How the relative impacts of anthropogenic pressures on the natural environment vary between different taxonomic groups, habitats, and geographic regions is increasingly well established. By contrast, the times of day at which those pressures are most forcefully exerted or have greatest influence are not well understood. The impact on the nighttime environment bears particular scrutiny, given that for practical reasons (e.g., researchers themselves belong to a diurnal species), most studies on the impacts of anthropogenic pressures are conducted during the daytime on organisms that are predominantly day active or in ways that do not differentiate between daytime and nighttime. In the present article, we synthesize the current state of knowledge of impacts of anthropogenic pressures on the nighttime environment, highlighting key findings and examples. The evidence available suggests that the nighttime environment is under intense stress across increasing areas of the world, especially from nighttime pollution, climate change, and overexploitation of resources. 

Shining a light on fear

Jolkkonen, J., Gaston, K.J. & Troscianko, J. 2023. Artificial lighting affects the landscape of fear in a widely distributed shorebird. Communications Biology 6, 131.

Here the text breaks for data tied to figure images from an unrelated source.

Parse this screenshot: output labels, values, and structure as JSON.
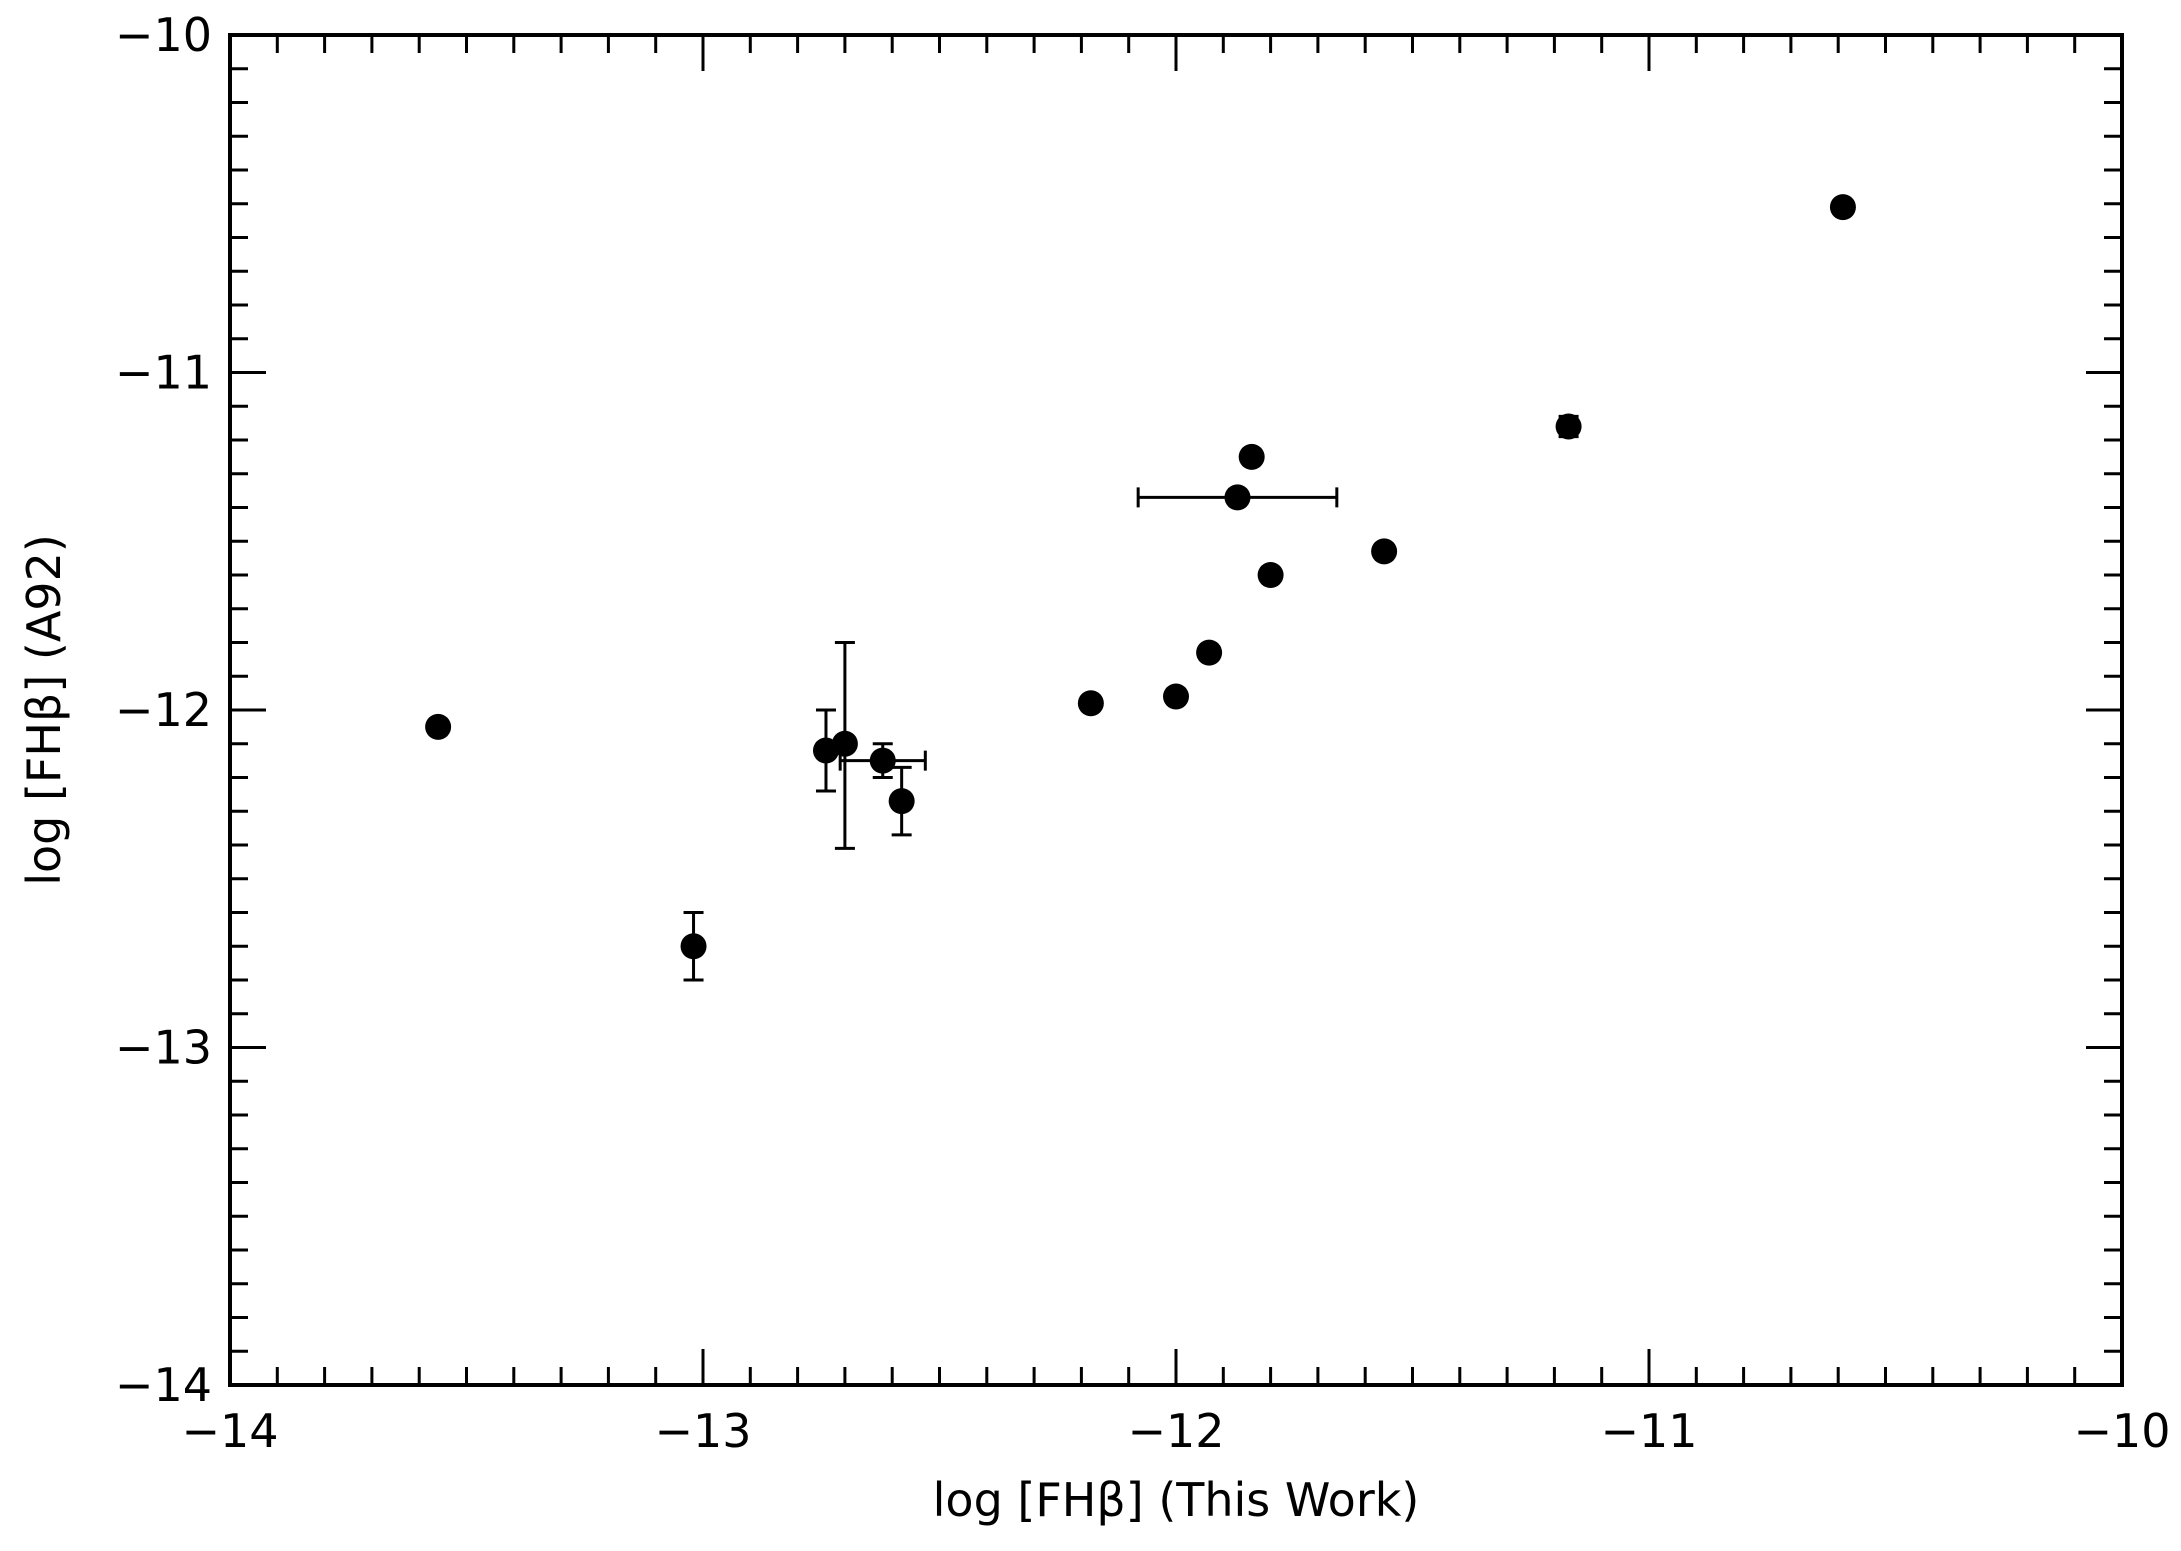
{
  "chart_data": {
    "type": "scatter",
    "title": "",
    "xlabel": "log [FHβ] (This Work)",
    "ylabel": "log [FHβ] (A92)",
    "xlim": [
      -14,
      -10
    ],
    "ylim": [
      -14,
      -10
    ],
    "x_major_ticks": [
      -14,
      -13,
      -12,
      -11,
      -10
    ],
    "y_major_ticks": [
      -14,
      -13,
      -12,
      -11,
      -10
    ],
    "x_tick_labels": [
      "−14",
      "−13",
      "−12",
      "−11",
      "−10"
    ],
    "y_tick_labels": [
      "−14",
      "−13",
      "−12",
      "−11",
      "−10"
    ],
    "minor_ticks_per_major": 10,
    "grid": false,
    "marker_color": "#000000",
    "points": [
      {
        "x": -13.56,
        "y": -12.05
      },
      {
        "x": -13.02,
        "y": -12.7,
        "yerr": [
          0.1,
          0.1
        ]
      },
      {
        "x": -12.74,
        "y": -12.12,
        "yerr": [
          0.12,
          0.12
        ]
      },
      {
        "x": -12.7,
        "y": -12.1,
        "yerr": [
          0.31,
          0.3
        ]
      },
      {
        "x": -12.62,
        "y": -12.15,
        "xerr": [
          0.09,
          0.09
        ],
        "yerr": [
          0.05,
          0.05
        ]
      },
      {
        "x": -12.58,
        "y": -12.27,
        "yerr": [
          0.1,
          0.1
        ]
      },
      {
        "x": -12.18,
        "y": -11.98,
        "yerr": [
          0.02,
          0.02
        ]
      },
      {
        "x": -12.0,
        "y": -11.96,
        "yerr": [
          0.02,
          0.02
        ]
      },
      {
        "x": -11.93,
        "y": -11.83
      },
      {
        "x": -11.87,
        "y": -11.37,
        "xerr": [
          0.21,
          0.21
        ]
      },
      {
        "x": -11.84,
        "y": -11.25
      },
      {
        "x": -11.8,
        "y": -11.6
      },
      {
        "x": -11.56,
        "y": -11.53
      },
      {
        "x": -11.17,
        "y": -11.16,
        "yerr": [
          0.03,
          0.03
        ]
      },
      {
        "x": -10.59,
        "y": -10.51
      }
    ]
  }
}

Fear influences almost all aspects of a prey species’ behaviour, such as its foraging and movement, and has the potential to cause trophic cascades. The superior low-light vision of many predators means that perceived predation risk in prey is likely to be affected by light levels. The widespread and increasing intensity of artificial light at night is therefore likely to interfere with this nocturnal visual arms race with unknown behavioural and ecological consequences. Here we test how the fear of predation perceived by wintering Eurasian curlew foraging on tidal flats is influenced by lighting. We quantified flight initiation distance (FID) of individuals under varying levels of natural and artificial illumination. Our results demonstrate that FID is significantly and substantially reduced at low light levels and increases under higher intensity illumination, with artificial light sources having a greater influence than natural sources. Contrary to the sensory-limitation hypothesis, the curlews’ unwillingness to take flight in low-light appears to reflect the risks posed by low-light flight, and a desire to remain on valuable foraging grounds. These findings demonstrate how artificial light can shape the landscape of fear, and how this interacts with optimal foraging decisions, and the costs of taking flight.

Making connections

Soga, M. & Gaston, K.J. 2023. Global synthesis reveals heterogeneous changes in connection of humans to nature. One Earth 6, 131-138.

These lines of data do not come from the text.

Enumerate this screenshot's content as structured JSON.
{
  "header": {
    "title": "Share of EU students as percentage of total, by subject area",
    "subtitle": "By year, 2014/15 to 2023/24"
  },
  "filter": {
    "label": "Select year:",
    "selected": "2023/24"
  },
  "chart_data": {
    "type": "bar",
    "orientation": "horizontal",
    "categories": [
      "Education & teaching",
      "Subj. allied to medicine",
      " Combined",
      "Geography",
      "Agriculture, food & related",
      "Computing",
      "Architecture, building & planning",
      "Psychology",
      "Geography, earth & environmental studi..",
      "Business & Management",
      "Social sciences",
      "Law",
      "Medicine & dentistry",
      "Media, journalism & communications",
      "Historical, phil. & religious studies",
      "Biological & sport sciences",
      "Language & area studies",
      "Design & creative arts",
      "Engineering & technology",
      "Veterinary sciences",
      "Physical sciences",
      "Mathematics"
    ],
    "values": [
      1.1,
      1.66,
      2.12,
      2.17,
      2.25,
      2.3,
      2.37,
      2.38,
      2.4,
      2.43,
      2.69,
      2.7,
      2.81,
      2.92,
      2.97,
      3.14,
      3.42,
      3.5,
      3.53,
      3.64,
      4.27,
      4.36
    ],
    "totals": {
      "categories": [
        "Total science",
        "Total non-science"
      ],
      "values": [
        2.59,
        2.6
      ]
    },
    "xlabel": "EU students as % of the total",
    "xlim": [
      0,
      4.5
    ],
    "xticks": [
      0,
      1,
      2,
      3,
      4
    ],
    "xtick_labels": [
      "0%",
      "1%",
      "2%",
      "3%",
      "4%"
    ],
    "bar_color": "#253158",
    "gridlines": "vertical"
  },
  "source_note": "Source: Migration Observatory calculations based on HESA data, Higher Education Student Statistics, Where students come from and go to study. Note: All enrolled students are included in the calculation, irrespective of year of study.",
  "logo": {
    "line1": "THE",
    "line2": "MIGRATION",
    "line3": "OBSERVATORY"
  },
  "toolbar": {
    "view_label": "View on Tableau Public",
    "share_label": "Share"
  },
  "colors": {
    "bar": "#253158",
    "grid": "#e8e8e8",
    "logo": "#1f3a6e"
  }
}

The connection that individuals have with nature impacts their well-being and their support for pro-nature policies. While it is generally believed that the connection between humans and nature is decreasing, the extent of this trend is uncertain. Here, we present a global analysis of the temporal changes in people’s psychological and physical connections to nature. Using a systematic review protocol, we identified 71 articles consisting of 100 case studies. Most of these studies used cross-sectional, rather than longitudinal, approaches, which examine the connection to nature among people of different ages. The literature we reviewed indicates that there has been a decline in human connection to nature over time. However, the magnitude of changes in nature connection varied by geographic and socio-economic settings, with some studies showing an increasing trend. These findings suggest that there are opportunities to limit and reverse ongoing disconnection of humans from nature where it does occur.